文摘Code smell detection is essential to improve software quality, enhancing software maintainability, and decrease the risk of faults and failures in the software system. In this paper, we proposed a code smell prediction approach based on machine learning techniques and software metrics. The local interpretable model-agnostic explanations (LIME) algorithm was further used to explain the machine learning model's predictions and interpretability.

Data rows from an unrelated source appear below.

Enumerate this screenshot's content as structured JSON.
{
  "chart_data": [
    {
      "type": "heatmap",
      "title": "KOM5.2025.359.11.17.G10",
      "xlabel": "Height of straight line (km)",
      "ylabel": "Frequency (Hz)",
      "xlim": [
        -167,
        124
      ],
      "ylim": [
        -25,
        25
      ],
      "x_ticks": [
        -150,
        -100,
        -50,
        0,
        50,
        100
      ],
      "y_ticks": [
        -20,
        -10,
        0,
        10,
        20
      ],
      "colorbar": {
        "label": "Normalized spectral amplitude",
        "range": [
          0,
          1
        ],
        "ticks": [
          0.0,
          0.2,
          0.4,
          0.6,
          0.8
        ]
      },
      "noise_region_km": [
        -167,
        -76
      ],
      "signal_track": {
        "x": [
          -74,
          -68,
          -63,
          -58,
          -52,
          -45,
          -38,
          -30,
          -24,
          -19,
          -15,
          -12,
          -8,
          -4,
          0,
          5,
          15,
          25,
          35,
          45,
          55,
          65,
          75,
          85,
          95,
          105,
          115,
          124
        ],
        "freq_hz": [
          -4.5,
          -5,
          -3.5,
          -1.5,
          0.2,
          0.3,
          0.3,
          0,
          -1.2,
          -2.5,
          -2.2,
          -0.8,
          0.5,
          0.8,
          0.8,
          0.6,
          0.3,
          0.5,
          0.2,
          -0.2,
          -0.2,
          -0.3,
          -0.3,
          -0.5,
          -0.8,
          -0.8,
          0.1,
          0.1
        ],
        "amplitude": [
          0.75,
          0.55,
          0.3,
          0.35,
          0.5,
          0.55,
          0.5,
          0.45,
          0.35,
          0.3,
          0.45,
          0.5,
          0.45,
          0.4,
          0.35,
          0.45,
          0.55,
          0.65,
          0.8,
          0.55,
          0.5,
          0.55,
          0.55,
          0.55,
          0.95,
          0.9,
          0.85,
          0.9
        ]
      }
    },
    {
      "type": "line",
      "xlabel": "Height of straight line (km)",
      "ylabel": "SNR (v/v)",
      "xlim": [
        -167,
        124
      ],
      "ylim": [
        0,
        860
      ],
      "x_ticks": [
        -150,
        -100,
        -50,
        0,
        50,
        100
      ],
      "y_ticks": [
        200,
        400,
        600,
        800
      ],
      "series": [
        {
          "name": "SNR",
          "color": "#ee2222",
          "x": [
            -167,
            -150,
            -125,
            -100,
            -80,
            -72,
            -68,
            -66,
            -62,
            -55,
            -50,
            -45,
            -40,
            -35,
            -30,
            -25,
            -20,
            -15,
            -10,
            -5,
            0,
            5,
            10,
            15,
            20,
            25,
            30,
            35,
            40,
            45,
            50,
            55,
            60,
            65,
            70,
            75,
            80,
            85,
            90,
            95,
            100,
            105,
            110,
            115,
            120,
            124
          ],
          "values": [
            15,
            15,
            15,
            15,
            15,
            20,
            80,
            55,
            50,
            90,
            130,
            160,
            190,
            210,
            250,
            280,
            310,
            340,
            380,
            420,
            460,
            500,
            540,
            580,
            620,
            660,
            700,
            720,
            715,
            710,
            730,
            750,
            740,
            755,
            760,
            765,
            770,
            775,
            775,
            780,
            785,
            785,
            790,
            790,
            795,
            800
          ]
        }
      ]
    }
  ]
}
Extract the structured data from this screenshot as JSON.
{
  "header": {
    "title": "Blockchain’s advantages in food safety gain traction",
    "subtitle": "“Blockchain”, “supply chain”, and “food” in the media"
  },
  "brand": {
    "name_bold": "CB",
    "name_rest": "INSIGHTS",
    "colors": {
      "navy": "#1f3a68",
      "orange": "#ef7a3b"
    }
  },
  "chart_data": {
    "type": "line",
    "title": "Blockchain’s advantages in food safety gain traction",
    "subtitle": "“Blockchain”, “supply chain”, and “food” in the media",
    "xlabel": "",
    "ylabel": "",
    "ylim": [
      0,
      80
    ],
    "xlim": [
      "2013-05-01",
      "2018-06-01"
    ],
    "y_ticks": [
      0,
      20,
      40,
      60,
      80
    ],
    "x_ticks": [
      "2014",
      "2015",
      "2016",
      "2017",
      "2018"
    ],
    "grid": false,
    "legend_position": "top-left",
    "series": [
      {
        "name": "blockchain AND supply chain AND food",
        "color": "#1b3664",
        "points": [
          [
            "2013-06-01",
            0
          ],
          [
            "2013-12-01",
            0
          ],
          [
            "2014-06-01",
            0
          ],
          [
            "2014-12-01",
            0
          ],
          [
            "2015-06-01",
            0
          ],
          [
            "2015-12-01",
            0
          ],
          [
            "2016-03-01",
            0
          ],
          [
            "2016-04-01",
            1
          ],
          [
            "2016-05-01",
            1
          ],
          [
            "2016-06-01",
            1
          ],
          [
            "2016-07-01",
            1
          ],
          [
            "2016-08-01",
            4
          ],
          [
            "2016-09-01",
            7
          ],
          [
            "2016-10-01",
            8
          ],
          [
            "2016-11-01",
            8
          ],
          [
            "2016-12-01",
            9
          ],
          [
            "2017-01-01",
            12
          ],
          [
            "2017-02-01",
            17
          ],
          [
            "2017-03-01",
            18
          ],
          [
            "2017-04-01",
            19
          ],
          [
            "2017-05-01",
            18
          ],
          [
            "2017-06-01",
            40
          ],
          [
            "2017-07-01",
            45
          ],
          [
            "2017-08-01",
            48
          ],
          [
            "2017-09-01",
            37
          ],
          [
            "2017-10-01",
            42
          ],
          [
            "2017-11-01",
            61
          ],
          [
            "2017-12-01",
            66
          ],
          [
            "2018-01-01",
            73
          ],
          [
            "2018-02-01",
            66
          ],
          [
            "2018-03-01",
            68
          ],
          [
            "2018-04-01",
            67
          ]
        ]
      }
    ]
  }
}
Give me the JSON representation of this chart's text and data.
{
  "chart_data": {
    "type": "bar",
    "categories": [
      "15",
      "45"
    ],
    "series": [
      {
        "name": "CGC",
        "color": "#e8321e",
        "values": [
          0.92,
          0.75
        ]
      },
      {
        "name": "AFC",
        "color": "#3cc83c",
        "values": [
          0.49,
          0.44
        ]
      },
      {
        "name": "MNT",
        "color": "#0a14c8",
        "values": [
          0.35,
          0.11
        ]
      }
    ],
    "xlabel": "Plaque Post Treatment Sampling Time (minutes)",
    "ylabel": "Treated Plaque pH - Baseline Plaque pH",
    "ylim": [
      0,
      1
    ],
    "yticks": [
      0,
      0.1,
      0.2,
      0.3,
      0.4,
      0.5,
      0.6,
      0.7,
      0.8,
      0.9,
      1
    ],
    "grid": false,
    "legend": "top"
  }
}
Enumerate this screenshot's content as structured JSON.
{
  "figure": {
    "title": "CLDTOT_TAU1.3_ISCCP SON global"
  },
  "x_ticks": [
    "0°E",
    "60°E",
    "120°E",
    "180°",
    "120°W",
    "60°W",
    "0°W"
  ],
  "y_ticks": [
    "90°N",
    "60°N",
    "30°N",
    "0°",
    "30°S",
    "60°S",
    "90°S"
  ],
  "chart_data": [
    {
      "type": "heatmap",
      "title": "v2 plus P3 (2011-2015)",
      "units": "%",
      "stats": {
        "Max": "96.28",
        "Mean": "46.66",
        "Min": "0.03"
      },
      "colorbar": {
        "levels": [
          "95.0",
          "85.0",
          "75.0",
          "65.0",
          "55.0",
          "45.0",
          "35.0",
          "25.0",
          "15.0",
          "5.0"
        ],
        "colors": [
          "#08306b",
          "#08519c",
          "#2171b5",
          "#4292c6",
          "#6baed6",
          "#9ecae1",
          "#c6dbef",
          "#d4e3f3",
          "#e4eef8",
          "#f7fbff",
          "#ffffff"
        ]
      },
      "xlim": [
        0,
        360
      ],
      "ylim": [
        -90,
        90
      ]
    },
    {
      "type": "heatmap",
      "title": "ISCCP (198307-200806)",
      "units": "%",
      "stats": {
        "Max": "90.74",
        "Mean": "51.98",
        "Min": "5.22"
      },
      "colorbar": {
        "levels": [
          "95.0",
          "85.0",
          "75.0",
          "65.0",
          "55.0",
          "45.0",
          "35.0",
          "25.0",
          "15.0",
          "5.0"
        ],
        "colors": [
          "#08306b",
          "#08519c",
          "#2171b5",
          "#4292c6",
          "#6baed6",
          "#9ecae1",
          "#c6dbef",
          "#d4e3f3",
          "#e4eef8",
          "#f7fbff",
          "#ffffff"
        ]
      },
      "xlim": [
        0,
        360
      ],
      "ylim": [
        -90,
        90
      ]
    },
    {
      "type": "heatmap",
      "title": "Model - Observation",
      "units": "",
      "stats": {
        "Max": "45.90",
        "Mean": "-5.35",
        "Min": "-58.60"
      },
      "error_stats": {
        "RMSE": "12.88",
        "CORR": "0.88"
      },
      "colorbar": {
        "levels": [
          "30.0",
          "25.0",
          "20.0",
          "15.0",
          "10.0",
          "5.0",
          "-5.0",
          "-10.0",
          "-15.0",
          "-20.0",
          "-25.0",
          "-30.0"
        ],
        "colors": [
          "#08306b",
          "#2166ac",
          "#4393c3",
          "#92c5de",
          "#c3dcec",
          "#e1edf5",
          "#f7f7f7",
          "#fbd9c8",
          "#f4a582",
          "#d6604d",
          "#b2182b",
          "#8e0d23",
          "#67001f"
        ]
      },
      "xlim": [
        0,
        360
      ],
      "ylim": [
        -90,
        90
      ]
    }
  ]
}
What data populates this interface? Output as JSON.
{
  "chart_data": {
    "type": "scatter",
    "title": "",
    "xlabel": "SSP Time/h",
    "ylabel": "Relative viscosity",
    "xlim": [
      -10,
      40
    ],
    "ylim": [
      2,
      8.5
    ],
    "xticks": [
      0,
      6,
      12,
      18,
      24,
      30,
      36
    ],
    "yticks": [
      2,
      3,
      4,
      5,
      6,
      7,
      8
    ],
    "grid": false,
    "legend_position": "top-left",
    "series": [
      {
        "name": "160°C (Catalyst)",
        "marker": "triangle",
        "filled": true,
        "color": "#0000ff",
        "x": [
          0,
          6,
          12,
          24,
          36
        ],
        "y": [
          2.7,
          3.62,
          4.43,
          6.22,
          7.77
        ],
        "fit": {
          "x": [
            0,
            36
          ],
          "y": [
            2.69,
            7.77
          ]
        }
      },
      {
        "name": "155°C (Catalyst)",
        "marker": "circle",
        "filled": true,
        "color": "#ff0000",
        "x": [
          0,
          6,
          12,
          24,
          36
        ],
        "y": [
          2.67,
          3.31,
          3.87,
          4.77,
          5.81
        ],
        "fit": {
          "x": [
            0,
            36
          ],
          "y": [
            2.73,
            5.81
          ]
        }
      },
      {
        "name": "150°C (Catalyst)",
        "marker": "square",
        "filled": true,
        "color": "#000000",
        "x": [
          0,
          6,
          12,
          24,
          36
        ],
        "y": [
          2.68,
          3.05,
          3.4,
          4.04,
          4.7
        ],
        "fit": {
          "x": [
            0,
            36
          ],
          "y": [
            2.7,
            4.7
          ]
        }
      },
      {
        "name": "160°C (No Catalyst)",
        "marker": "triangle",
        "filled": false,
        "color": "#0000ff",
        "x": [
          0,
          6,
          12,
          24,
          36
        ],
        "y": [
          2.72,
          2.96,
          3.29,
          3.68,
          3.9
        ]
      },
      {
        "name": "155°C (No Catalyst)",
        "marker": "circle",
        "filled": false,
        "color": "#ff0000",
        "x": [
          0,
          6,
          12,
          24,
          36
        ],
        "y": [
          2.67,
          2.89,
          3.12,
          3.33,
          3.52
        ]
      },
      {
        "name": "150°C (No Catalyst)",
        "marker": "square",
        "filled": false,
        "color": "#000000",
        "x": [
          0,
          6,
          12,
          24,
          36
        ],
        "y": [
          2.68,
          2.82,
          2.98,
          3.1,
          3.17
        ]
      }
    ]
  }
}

The datasets obtained from Fontana et al. were reformed and used to build binary-label and multi-label datasets. The results of 10-fold cross-validation show that the performance of tree-based algorithms (mainly Random Forest) is higher compared with kernel-based and network-based algorithms. The genetic algorithm based feature selection methods enhance the accuracy of these machine learning algorithms by selecting the most relevant features in each dataset. Moreover, the parameter optimization techniques based on the grid search algorithm significantly enhance the accuracy of all these algorithms. Finally, machine learning techniques have high potential in predicting the code smells, which contribute to detect these smells and enhance the software's quality.